Not everyone has gotten the memo. A Republican candidate who believes that God dictates weather patterns and that tornadoes, autism and dementia are God’s punishments for marriage equality and abortion access won the GOP nomination to challenge Rep. Jan Schakowsky (D-Ill.) in the Chicago-area 9th Congressional District. Her name is Susanne Atanus.

Prescient and weird

During a spiritual conversation with Oprah on an upcoming episode of “Super Soul Sunday,” actress Shirley MacLaine expressed her fear that the world is heading down a bad path. “I think we’re in big trouble,” she tells Oprah. “We don’t know or have any comprehension of what we’re doing to nature.”

And: Yoga has its roots in the worship of demonic Hindu gods. That’s according to an editorial in Arkansas’ John Brown University newspaper.

 Signs of the times

A Buddhist student and his family won a settlement last week against a Louisiana school district where the student’s religion was ridiculed in class as “stupid,” the teacher taught that evolution is “impossible,” and that the Bible is “100 percent true.”

Novelist and poet Jay Parini says spirituality is alive and well in godless Vermont. But it tends to thrive outside the walls of traditional churches.

Stick with the Roundup. We keep you updated on the prescient, the weird and the real.

 

11 Comments

  1. “But atheists aren’t necessarily as charitable to Christians.” Really? Walker’s church/state issue is comparable to a Christian thinking about not attending a daughter’s wedding?

    To make them comparable, it would be better to find a story of an atheist parent thinking about refusing to attend a child’s church wedding. I look forward to reading that in a future edition of Religious News’ Roundup.

    • Franky FalseEquiv

      Seconded.

      The most common critique of (new) atheists I see (aside from how they are borderline 2nd class citizens that will rot in hell), is that when they criticize religion they prop up a caricature of religion/religious groups and then unfairly mock/ridicule the caricature (and thus ignore the diversity of religious approaches to life). The caricature of atheists as angry/bitter/unreasonable is tired and worn out.
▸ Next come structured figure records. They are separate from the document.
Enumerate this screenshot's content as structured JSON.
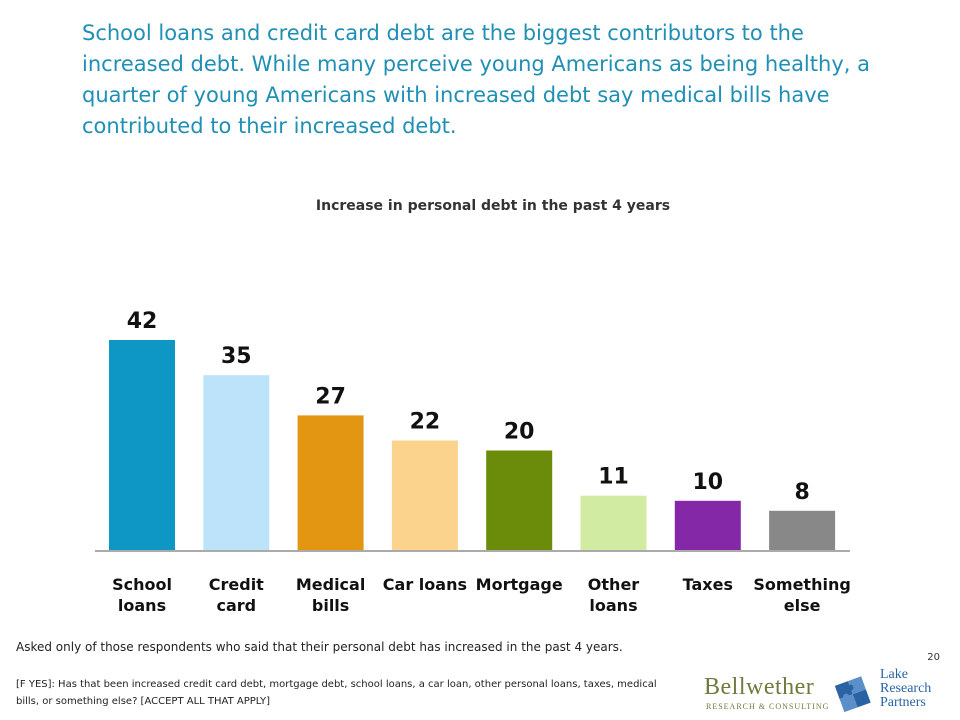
{
  "headline": "School loans and credit card debt are the biggest contributors to the increased debt. While many perceive young Americans as being healthy, a quarter of young Americans with increased debt say medical bills have contributed to their increased debt.",
  "chart_data": {
    "type": "bar",
    "title": "Increase in personal debt in the past 4 years",
    "categories": [
      "School loans",
      "Credit card",
      "Medical bills",
      "Car loans",
      "Mortgage",
      "Other loans",
      "Taxes",
      "Something else"
    ],
    "values": [
      42,
      35,
      27,
      22,
      20,
      11,
      10,
      8
    ],
    "colors": [
      "#0e97c5",
      "#bde3fb",
      "#e39611",
      "#fcd38c",
      "#6b8b0a",
      "#d2eba3",
      "#8428a8",
      "#888888"
    ],
    "ylim": [
      0,
      42
    ],
    "grid": false,
    "legend": "none"
  },
  "notes": {
    "asked_only": "Asked only of those respondents who said that their personal debt has increased in the past 4 years.",
    "question": "[F YES]: Has that been increased credit card debt, mortgage debt, school loans, a car loan, other personal loans, taxes, medical bills, or something else? [ACCEPT ALL THAT APPLY]"
  },
  "page_number": "20",
  "logos": {
    "bellwether_name": "Bellwether",
    "bellwether_sub": "RESEARCH & CONSULTING",
    "lake_name": "Lake\nResearch\nPartners"
  }
}
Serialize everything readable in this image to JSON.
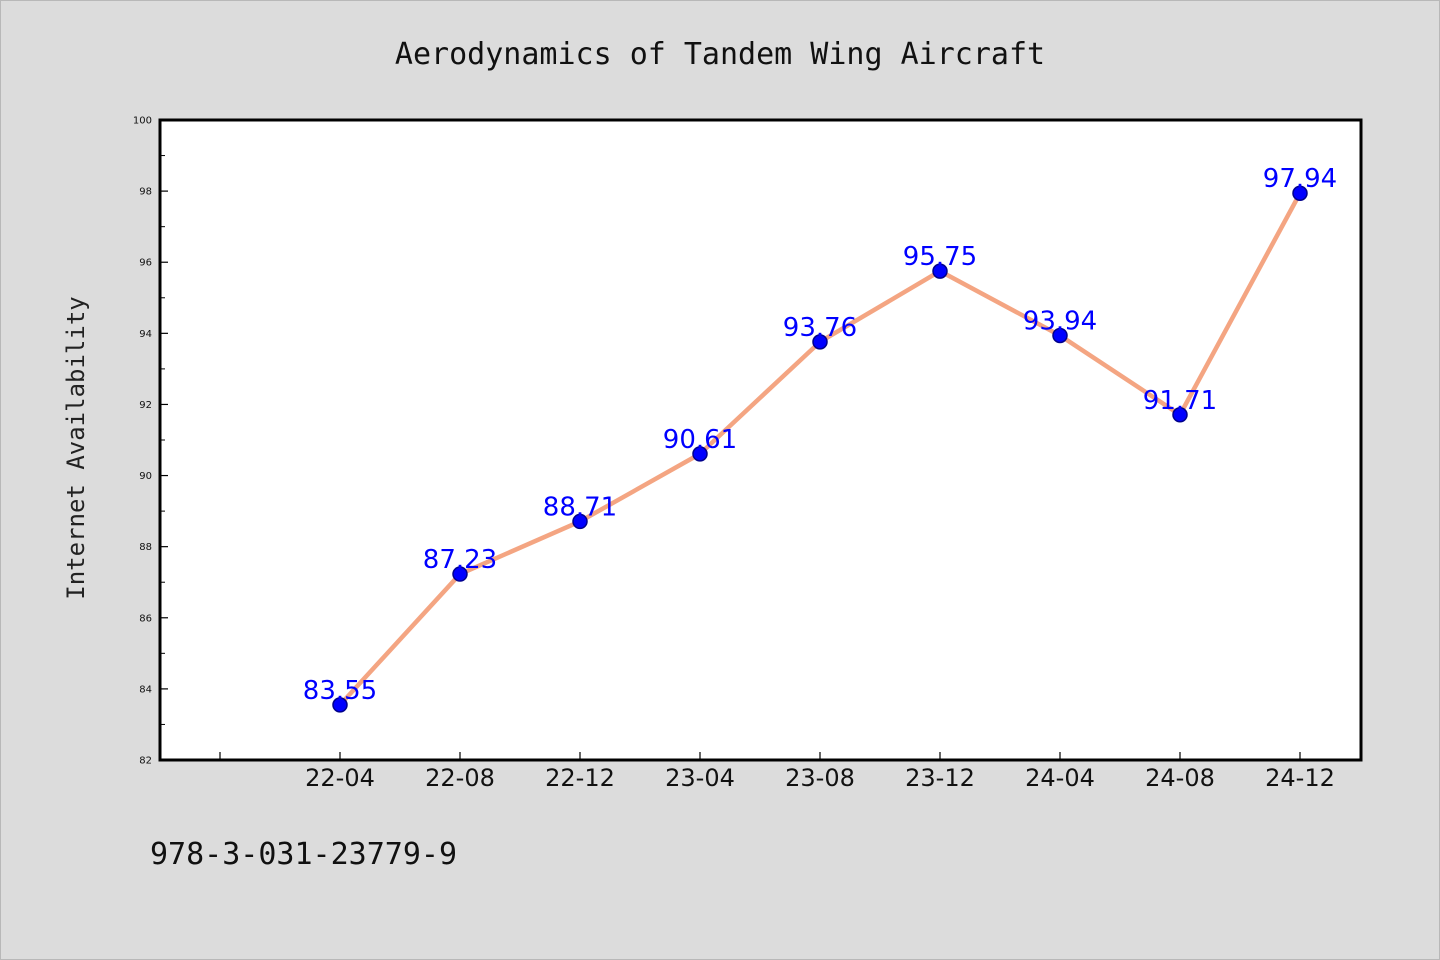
{
  "chart_data": {
    "type": "line",
    "title": "Aerodynamics of Tandem Wing Aircraft",
    "xlabel": "",
    "ylabel": "Internet Availability",
    "categories": [
      "22-04",
      "22-08",
      "22-12",
      "23-04",
      "23-08",
      "23-12",
      "24-04",
      "24-08",
      "24-12"
    ],
    "series": [
      {
        "values": [
          83.55,
          87.23,
          88.71,
          90.61,
          93.76,
          95.75,
          93.94,
          91.71,
          97.94
        ],
        "data_labels": [
          "83.55",
          "87.23",
          "88.71",
          "90.61",
          "93.76",
          "95.75",
          "93.94",
          "91.71",
          "97.94"
        ]
      }
    ],
    "ylim": [
      82,
      100
    ],
    "yticks": [
      "82",
      "84",
      "86",
      "88",
      "90",
      "92",
      "94",
      "96",
      "98",
      "100"
    ],
    "grid": false,
    "legend": "none",
    "colors": {
      "line": "#f4a582",
      "marker": "#0000ff",
      "marker_edge": "#00008b",
      "data_label": "#0000ff",
      "plot_background": "#ffffff",
      "figure_background": "#dcdcdc"
    }
  },
  "footer": {
    "isbn": "978-3-031-23779-9"
  }
}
People who don’t believe in any of the currently popular gods go to religious weddings all the time and sit there quietly and respectfully like everyone else.

      • You are wrong. Pick any religion’s character that you want and we will have just as much fun as when we choose one of YOUR religions characters and make fun of them. Doesn’t matter what ‘god’ it is, or what religion, there’s always something Cray Cray going on that we can laugh at. It’s the only way we get through life as a minority that’s constantly being harassed.

        • “Pick any religion’s character that you want and we will have just as much fun..” The religion that is “picked” had better not be islam. That cannot be done in today’s America. You will never see a comedian making fun of islam. Also, you will not see anything in the American press that would offend our muslim citizens.

  2. J.C. Samuelson

    “But atheists aren’t necessarily as charitable to Christians.”

    Really? Fabulous generalization you’ve added to the conversation, Mrs. Shimron. And you’re a managing editor? How is you’re unaware of the ceaseless comments by Christians (and others) throughout history that atheists are “immoral,” or more recently that they are “perverts,” that they deserve to be rounded up in camps, and the incredible variety of other slurs based on one or more disparaging themes? Christians (in general) more polite or charitable to atheists (in general)? Not in my experience, regardless of how prickly the Dawkinses & Hitchenses of the world might seem to some.

    Maybe even more shocking is that someone affiliated with respectable journalism actually sourced “The Blaze,” a project of that paragon of sanity, Glenn Beck! Seriously? You could find nothing better?

    As for the issue at hand, it is just a tweet, after all. Seems hardly worth the effort to fight over. But then again, that cuts both ways too. Since Mr. Walker represents people with diverse beliefs, perhaps he should stick to commenting on issues rather than weighing in on his religious faith. It’s easy enough for him to just take it down and save those comments for other venues when he’s not acting in an official capacity.